S. f. (Jurisprudence) signifie en général exception, restriction, au moyen de laquelle une chose n'est pas comprise, soit dans la loi, ou dans un jugement ou autre acte.

RESERVE APOSTOLIQUE, ou des bénéfices. Voyez ci-après RESERVE DES BENEFICES.

RESERVE DES BENEFICES ou RESERVE APOSTOLIQUE, est une faculté que le pape prétend avoir de retenir à sa collation les bénéfices qu'il veut, au préjudice des collateurs ordinaires.

Anciennement les papes n'usaient point de réserves ; il n'en est fait aucune mention dans tout le volume du decret.

Clément IV. fut le premier qui introduisit les réserves ; son decret est rapporté dans le sexte. Il pose pour principe que la collation de tous les bénéfices appartient au pape, qu'il peut même donner un droit sur ceux qui ne sont pas encore vacans.

Les successeurs de Clément IV. ne manquèrent pas d'adopter ce système, et firent tant de réserves générales et particulières, qu'il ne restait presque plus aucun bénéfice à la collation des ordinaires. Les constitutions execrabilis et ad regimen faites au sujet de ces réserves par Jean XXII. et Benait XII. soulevèrent tous les collateurs.

Les réserves peuvent procéder de quatre causes différentes : savoir, du lieu, de la personne, de la qualité du bénéfice et du temps.

La réserve ratione loci comprend particulièrement les bénéfices vacans par mort in curiâ.

De toutes les réserves apostoliques générales ou particulières, celle des bénéfices vacans en cour de Rome est la plus ancienne ; elle fut établie par Clément IV. Le concîle de Basle et la pragmatique-sanction laissèrent subsister cette réserve, et abolirent toutes les autres.
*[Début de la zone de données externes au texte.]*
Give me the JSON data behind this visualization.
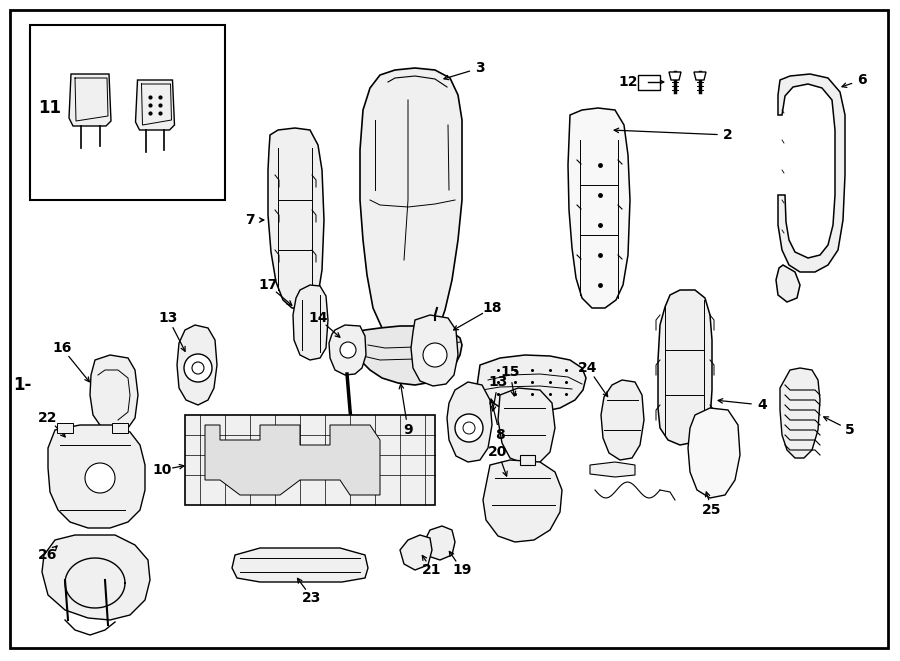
{
  "bg_color": "#ffffff",
  "lc": "#000000",
  "fig_width": 9.0,
  "fig_height": 6.61,
  "dpi": 100,
  "fs": 10,
  "fw": "bold"
}
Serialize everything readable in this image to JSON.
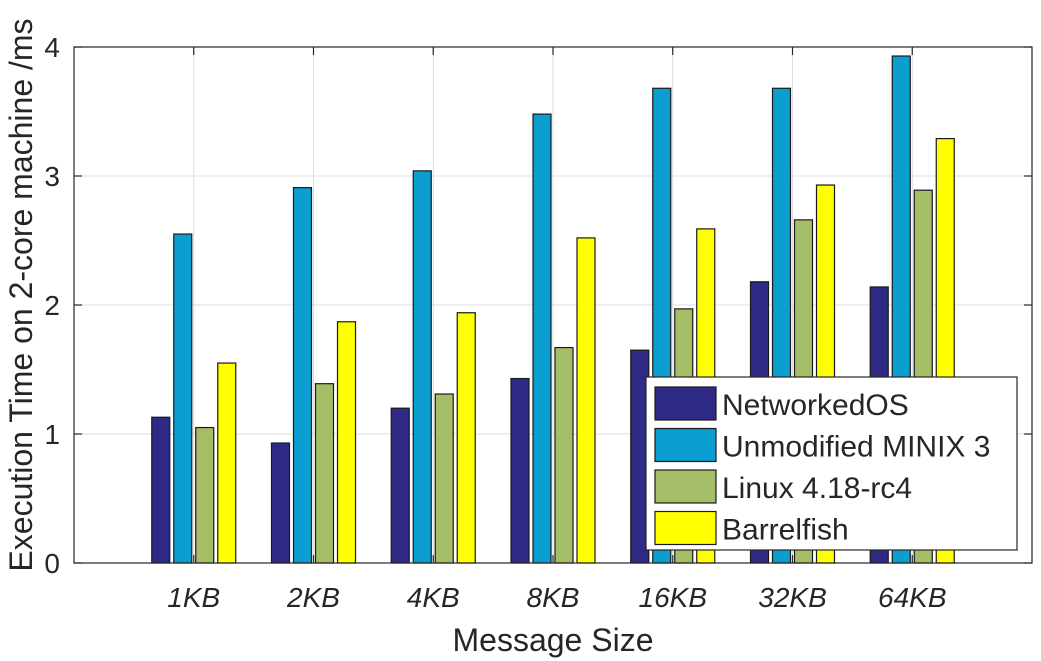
{
  "chart_data": {
    "type": "bar",
    "xlabel": "Message Size",
    "ylabel": "Execution Time on 2-core machine /ms",
    "ylim": [
      0,
      4
    ],
    "yticks": [
      "0",
      "1",
      "2",
      "3",
      "4"
    ],
    "grid": true,
    "legend_position": "bottom-right",
    "categories": [
      "1KB",
      "2KB",
      "4KB",
      "8KB",
      "16KB",
      "32KB",
      "64KB"
    ],
    "series": [
      {
        "name": "NetworkedOS",
        "color": "#2e2a85",
        "values": [
          1.13,
          0.93,
          1.2,
          1.43,
          1.65,
          2.18,
          2.14
        ]
      },
      {
        "name": "Unmodified MINIX 3",
        "color": "#0a9ed1",
        "values": [
          2.55,
          2.91,
          3.04,
          3.48,
          3.68,
          3.68,
          3.93
        ]
      },
      {
        "name": "Linux 4.18-rc4",
        "color": "#a6bd67",
        "values": [
          1.05,
          1.39,
          1.31,
          1.67,
          1.97,
          2.66,
          2.89
        ]
      },
      {
        "name": "Barrelfish",
        "color": "#ffff00",
        "values": [
          1.55,
          1.87,
          1.94,
          2.52,
          2.59,
          2.93,
          3.29
        ]
      }
    ]
  }
}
On a suivi la même chose dans le concordat, en sorte que dans les pays soumis à cette loi on ne connait point d'autre réserve que celle des bénéfices vacans en cour de Rome.

Lorsque le pape ne confère pas ces bénéfices dans le mois de la vacance, le collateur ordinaire peut en disposer, comme s'il n'y avait pas de réserve. Les provisions que l'ordinaire aurait données dans le mois, sont même bonnes, si par l'événement le pape n'a pas conféré dans le mois.

Le collateur ordinaire peut conférer les cures qui vacquent en cour de Rome pendant la vacance du saint siege, ou qui y ont vacqué pendant la vie d'un pape qui n'en a point accordé de provision, la collation de ces sortes de bénéfices étant instante.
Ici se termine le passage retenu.